I have been enjoying the active discussions on the recently formed Future of Subject Headings list run by the American Library Association. The Library of Congress has already abandoned keeping track of series headings; now we are nervous that subject headings may be the next thing to go.
Of course, librarians by constitution tend to be a bit nervous. We enjoy predicting our own doom, and have been doing so regularly for quite some time now. Whether it was Melvil Dewey attempting to standardize library practices, the advent of the card catalog, the end of the Mansell project (somebody did finish it, right?), ordering catalog cards from OCLC instead of Library of Congress, the end of Prism, keyword searching, or predictions of a post-literate society, we have been sure that the Next Big Thing will spell the end of professional librarianship as we know it. (Click here for a delightful article about touring the Vatican library, including reminiscences about the Vatican's first card catalog.) Add to that budget cuts, spiraling serial prices, and animated librarians, and it's no wonder that some of us aren't sleeping so well these days.
Thus the discussion of subject headings on the Future of Subject Headings listserv.
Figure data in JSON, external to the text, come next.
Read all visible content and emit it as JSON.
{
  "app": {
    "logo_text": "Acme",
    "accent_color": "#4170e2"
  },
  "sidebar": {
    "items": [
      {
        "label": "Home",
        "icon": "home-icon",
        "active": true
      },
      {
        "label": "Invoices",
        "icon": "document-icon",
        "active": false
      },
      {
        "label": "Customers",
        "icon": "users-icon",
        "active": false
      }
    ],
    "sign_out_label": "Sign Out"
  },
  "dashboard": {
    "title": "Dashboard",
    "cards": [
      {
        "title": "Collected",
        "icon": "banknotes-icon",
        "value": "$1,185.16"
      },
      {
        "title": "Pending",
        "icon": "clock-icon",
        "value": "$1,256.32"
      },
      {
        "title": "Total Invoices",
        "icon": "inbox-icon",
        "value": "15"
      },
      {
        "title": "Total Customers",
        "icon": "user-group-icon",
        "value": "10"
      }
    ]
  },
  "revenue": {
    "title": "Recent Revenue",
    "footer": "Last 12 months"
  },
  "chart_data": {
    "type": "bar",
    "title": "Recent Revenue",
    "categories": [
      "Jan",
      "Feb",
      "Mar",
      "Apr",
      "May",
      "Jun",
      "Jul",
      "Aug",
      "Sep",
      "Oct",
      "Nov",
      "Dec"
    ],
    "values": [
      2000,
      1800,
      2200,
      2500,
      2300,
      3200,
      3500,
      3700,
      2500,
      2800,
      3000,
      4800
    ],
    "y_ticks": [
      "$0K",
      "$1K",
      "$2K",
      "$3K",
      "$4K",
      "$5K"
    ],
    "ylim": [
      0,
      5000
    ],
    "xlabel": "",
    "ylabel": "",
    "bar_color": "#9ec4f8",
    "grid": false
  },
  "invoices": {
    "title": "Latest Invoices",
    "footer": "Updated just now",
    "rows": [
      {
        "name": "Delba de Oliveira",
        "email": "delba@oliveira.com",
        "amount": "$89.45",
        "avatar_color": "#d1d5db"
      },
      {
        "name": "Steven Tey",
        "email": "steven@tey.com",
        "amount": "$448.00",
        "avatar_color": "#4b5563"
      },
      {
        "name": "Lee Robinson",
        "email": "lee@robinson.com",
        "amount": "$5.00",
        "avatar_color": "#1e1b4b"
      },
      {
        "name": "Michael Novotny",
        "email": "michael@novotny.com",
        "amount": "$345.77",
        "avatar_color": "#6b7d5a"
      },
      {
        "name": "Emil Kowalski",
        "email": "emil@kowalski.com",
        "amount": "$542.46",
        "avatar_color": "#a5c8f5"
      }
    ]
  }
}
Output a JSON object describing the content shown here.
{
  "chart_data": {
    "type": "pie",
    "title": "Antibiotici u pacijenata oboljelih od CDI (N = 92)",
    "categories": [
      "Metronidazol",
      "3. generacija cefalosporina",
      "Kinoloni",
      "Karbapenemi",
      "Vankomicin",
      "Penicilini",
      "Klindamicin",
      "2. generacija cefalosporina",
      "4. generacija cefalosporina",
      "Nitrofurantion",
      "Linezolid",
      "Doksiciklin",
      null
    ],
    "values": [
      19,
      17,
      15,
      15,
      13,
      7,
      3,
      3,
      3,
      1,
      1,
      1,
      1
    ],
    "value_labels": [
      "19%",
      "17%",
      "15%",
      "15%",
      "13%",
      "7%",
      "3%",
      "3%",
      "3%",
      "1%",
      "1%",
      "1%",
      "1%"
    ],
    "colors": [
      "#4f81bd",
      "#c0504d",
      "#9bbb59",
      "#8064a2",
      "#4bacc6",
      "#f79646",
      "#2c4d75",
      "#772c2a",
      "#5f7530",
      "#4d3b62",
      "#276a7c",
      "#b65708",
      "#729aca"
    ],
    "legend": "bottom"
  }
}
If most students use keyword searches to find their materials, why do we need subject headings in the first place? Subject headings may make librarians happy, but what do they do for the average library patron? The Future of Subject Headings list has already generated an impressive analysis of what is both good and bad about subject headings. Like most good/bad lists, the things that are good or bad about subject headings are heavily dependent on context. The Google-ing down of search strategies is going to force us to change--again--the way we teach students to search for resources; the role that subject headings will play in the future will to some extent depend on how well we can adapt the controlled vocabularies of LCSH to a keyword-based environment.
Which brings me back to the threatened demise of librarians. One of the luxuries of being a theological librarian, particularly in a seminary context, is that you get immersed in religion and theology in a way that makes it easier to navigate theological resources by feel. It's a deep subject, and we Protestants have done our best to make sure that areas like ecclesiology are as complicated as possible. (Have you ever imagined a world where you would only need the term "Church" and everyone would know what you were talking about?) But it is a manageable subject, and with time, there is a growing familiarity and capability with the terms and history of theology.
So, too, with any discipline that any librarian loves and spends time with over the years. Because we are librarians, we may never gain the subject expertise of a practitioner in our field, but because we are librarians, we do gain a facility with navigation--with association--that allows us to organize and locate good resources. We are LCSH incarnate. No one of us holds the entirety of the Big Red Books in his or her head, but we know our own areas, and we are very good at collaborating. We may not control the budgets and the programming that will determine whether LCSH survives another generation, but people who want to find resources in a sea of information will still be glad to have us around.